À Paris, le conte des sœurs Grimmeisen

Par Valentin Pérez

J’ai publié aujourd’hui à 10h00, mis à jour à 10h26

Des milliers de fois, elles ont passé ce grand portail au-dessus du numéro 5 triomphe, dominant le nom du lieu : l’usine Spring Court. Florence, Laura et Théodora Grimmeisen en connaissent l’histoire, les recoins, sont toujours sous le charme de l’emplacement, discret, passage Piver, en plein quartier de Belleville à Paris. Et, bien sûr, elles aiment côtoyer ceux qui y travaillent et y circulent : les employés du label de musique Beggars, les architectes du cabinet MHNA, les producteurs de films de mode Walter Films, les journalistes du magazine Socialiste… Tout ce monde se croise quelquefois au restaurant L’Atelier des mélanges, “un lieu d’échange” Accessible par la cour, sur la droite en entrant, avec sa carte à la française (tête de veau, boudin aux pommes, carpaccio de radis, mousse au chocolat…) et son mobilier de bistrot.

« On a cessé après 2020 suivre le calendrier frénétique des saisons. Chez nous, tout est intemporel, sans genre ni âge : seules les tailles variante, du 24 au 45. »

Du vaste espace de 5 000 carrés au total qui appartiennent à leur famille depuis 1870 et également des studios photo où les marques de mode aiment venir faire leurs shootings – comme le jour d’une de notre visita, les équipes de Maison Margiela –, Florence , Laura et Théodora Grimmeisen sont désormais les nues-propriétaires. C’est même là, dans l’un des appartements privés, qu’elles ont été élevées.

Aujourd’hui, la benjamine et vit toujours. La cadette s’en est extraite, pour mieux s’imaginer un chez-elle… dans une rue attenante. Et chaque jour, elles viennent encore « ouvrier à « L’Usine » ». La mission qu’ils se sont fixés dans un toutefois rien d’ouvrière : redonner de l’éclat à Spring Court, la marque de tennis familiale dont elles ont transmis.

« On réprimande la marque »

Fondée en 1936 par leur grand-père Georges, adoptée plus tard par un John Lennon en apothéose, celle-ci était régie depuis 1983 par des emprunteurs puisque leurs parents leur avaient confié une licence. « On a vu avec le temps la marque se transforme selon des valeurs qui n’étaient pas forcement les nôtres. La distribution avait peu de sens, les productions n’étaient pas au niveau de qualité de notre cahier des charges », Laure a expliqué. Un jour de 2015, leur père, Théodore, président de la société mère, dans un eu assez. “On réprimande la marque”, a décrété le patriarche, au côté de sa femme, Sylvie, directive générale.

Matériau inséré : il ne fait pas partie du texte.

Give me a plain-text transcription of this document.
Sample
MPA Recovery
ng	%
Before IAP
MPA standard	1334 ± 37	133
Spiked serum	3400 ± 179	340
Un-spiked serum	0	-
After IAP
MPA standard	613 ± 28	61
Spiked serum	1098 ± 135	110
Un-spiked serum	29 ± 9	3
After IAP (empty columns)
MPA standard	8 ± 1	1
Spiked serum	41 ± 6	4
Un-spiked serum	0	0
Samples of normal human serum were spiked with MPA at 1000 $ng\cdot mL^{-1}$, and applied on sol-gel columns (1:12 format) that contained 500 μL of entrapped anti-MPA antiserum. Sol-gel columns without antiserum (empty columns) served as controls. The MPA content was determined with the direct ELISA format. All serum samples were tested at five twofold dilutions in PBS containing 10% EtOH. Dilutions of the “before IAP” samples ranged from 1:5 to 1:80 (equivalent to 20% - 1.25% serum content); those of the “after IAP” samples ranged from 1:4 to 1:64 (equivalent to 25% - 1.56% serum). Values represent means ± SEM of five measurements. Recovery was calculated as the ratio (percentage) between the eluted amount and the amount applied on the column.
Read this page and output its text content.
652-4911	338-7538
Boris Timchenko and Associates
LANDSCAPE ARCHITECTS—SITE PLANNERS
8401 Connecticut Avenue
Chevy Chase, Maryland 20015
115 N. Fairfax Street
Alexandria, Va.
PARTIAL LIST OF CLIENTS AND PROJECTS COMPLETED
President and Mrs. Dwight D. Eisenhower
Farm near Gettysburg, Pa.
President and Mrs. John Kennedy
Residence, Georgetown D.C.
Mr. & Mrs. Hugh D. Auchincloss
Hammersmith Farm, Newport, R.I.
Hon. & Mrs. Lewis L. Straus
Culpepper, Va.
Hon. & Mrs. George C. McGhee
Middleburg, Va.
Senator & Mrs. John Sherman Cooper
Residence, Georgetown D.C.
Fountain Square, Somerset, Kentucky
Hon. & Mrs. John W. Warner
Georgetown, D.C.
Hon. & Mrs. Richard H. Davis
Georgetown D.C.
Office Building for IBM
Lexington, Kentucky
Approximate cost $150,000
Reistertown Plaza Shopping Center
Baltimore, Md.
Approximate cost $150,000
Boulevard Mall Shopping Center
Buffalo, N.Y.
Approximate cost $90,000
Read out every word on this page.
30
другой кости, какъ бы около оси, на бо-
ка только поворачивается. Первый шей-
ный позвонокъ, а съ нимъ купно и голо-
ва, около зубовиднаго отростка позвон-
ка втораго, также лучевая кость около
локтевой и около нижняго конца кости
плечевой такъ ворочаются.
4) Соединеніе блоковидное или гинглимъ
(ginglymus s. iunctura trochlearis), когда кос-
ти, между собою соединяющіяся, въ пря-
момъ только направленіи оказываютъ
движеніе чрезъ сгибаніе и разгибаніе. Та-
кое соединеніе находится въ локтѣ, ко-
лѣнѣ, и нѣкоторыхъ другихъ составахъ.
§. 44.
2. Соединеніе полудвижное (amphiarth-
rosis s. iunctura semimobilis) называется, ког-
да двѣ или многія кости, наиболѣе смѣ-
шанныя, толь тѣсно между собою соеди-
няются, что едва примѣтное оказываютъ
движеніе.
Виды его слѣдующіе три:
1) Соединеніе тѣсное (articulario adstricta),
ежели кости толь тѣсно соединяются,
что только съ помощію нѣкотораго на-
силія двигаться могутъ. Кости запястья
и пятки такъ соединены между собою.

Les trois sœurs Laura, Théodora et Florence Grimmeisen, héritières de la marque.

Sourires fiers de la descendance : « Notre père l’a dit et on l’a fait. » Après tout, à elles trois, les sœurs Grimmeisen ne sont-elles pas parfaitement complémentaires ? Florence, 36 ans, au studio photo tête de son propre, La Lanterne, maîtrise le langage de l’image et conseil sur la direction artistique. Laura, 31 ans, ingénieur en biotechnologies, navigue suffisamment à son aise sur les eaux de la compatibilité pour assurer le développement. Théodora, 26 ans, a étudié le design des chaussures au London College of Fashion, car elle est faite les dents chez Paul Smith ou agnès b. Le voilà responsable de la création.